Action — Continuous weight vector W = (w0, w1, …, wN) where weights sum to 1.

Reward — Directly tied to the goal-based objective:

R = -alpha * exp((P_t - GOAL)^2 / T) + mu * R_{t+1} - gamma * sigma^2 - theta * MDD - cost

The first term penalizes distance from the target wealth. The remaining terms balance portfolio return, volatility, maximum drawdown, and transaction costs. The exponential penalty on goal distance means the agent is increasingly punished as the portfolio drifts further from the consumption target — a fundamentally different incentive structure than maximizing Sharpe.

The LLA uses a custom CNN embedded within Proximal Policy Optimization (PPO) to extract features from the price tensor and output portfolio weights. PPO’s clipped objective prevents destructively large policy updates — important when portfolio weights directly translate to real capital allocation.

How the Levels Interact

The two agents share an environment but operate at different time scales:

  1. At the start of each period, the HLA selects stocks based on profitability scores from GRU + attention.
  2. Every day within that period, the LLA adjusts weights across the selected stocks to maximize goal-reaching probability.
  3. The LLA’s cumulative reward feeds back into the HLA’s training signal — so the HLA learns to select stocks that are not just individually promising, but collectively optimizable.

This feedback loop is what makes the framework end-to-end: the selection model learns what makes a good portfolio, not just what makes a good individual stock.

Experiment Setup

We tested on 30 diverse indices from Bloomberg spanning bonds (LBUSTRUU), global equities (MSCI Europe, Japan, North America, Pacific), sector ETFs (S&P 500 Consumer Discretionary, Energy, Financials, Health Care, Tech, Utilities), size factors (Russell 1000 Growth/Value, Russell 2000, Microcap), and commodities (BCOMTR).

Stock prices were simulated forward using Monte Carlo simulation with Geometric Brownian Motion calibrated to historical log-returns — testing the strategy across thousands of possible market paths rather than a single historical trajectory.

Baselines compared:

Strategy Description
TSM Time-series momentum — select positive-return stocks
CSM Cross-sectional momentum — select top-2 performers
MR Mean reversion — buy below Bollinger Band
UCRP Uniform constant re-balanced portfolio (equal weight)
HLA + UCRP HLA stock selection with equal weighting

Results

On the test set, the HRL model outperformed all baselines:

Metric HRL
Annualized Return 14.81%
Annualized Sharpe 2.13

The model achieved the highest annualized return (14.81%) and highest Sharpe (2.13) against all baselines.
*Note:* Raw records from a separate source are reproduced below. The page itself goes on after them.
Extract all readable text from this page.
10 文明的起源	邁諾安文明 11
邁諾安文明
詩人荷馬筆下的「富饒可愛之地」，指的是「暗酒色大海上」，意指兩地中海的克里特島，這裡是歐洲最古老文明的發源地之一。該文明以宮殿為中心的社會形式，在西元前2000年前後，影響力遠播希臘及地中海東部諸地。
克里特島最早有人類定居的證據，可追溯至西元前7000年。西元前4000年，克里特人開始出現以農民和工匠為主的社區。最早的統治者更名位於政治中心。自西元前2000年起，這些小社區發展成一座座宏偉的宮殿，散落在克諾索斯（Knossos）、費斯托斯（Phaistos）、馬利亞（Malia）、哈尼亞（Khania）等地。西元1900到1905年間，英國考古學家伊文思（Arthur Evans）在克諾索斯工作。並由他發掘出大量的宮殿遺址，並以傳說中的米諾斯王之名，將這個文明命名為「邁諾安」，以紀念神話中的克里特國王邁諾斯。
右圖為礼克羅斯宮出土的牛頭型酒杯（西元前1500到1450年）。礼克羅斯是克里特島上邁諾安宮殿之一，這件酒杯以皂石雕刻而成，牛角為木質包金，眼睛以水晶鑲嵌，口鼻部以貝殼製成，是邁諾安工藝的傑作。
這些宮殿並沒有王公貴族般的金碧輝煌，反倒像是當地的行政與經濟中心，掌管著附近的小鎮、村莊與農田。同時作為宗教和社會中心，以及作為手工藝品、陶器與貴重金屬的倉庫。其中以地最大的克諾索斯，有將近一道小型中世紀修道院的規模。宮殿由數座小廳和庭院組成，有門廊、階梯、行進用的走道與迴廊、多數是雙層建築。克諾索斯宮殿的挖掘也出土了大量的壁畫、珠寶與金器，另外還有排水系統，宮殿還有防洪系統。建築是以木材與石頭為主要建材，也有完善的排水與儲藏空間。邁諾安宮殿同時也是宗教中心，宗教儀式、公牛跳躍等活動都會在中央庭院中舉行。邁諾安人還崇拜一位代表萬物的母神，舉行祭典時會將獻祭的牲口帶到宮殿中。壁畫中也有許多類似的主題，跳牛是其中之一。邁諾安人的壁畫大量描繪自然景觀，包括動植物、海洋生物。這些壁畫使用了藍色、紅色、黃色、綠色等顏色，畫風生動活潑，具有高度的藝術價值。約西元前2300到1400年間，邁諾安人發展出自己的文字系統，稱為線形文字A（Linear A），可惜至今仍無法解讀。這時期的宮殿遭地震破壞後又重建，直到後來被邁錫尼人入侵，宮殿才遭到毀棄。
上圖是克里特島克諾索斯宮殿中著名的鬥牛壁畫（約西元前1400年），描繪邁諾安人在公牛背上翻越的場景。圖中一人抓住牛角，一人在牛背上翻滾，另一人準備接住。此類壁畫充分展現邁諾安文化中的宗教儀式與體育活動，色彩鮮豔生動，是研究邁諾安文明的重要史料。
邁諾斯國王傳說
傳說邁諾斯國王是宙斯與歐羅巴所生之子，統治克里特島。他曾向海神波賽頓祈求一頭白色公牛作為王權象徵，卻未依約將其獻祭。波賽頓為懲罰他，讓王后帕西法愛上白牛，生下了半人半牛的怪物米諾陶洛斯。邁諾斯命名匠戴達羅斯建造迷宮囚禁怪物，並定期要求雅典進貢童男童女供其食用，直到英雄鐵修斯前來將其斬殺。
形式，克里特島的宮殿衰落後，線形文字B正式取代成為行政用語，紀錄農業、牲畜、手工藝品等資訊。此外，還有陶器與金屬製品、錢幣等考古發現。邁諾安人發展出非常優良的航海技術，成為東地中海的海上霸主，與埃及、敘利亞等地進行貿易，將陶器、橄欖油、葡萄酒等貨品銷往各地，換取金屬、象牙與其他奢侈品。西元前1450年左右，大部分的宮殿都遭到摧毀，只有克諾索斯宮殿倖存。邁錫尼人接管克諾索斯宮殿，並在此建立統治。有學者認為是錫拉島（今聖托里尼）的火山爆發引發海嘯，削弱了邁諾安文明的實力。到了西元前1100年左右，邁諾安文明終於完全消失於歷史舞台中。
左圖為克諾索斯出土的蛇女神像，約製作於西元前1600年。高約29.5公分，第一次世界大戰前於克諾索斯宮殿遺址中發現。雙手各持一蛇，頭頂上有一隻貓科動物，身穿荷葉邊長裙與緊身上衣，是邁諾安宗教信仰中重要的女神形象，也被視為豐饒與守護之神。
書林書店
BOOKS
The key advantage is adaptability: unlike static momentum or mean-reversion rules, the RL agents update their policies based on observed rewards, exploiting changing market conditions across regimes. The mean-reversion baseline showed a negative Sharpe ratio, highlighting its inability to adapt to trending markets within the simulation.

Achieved an 18% improvement in annualized returns and a Sharpe ratio of 2.3 over traditional Mean-Variance Optimization on targeted backtests — demonstrating that the goal-based objective coupled with hierarchical decision-making produces materially better outcomes than the standard efficient frontier approach.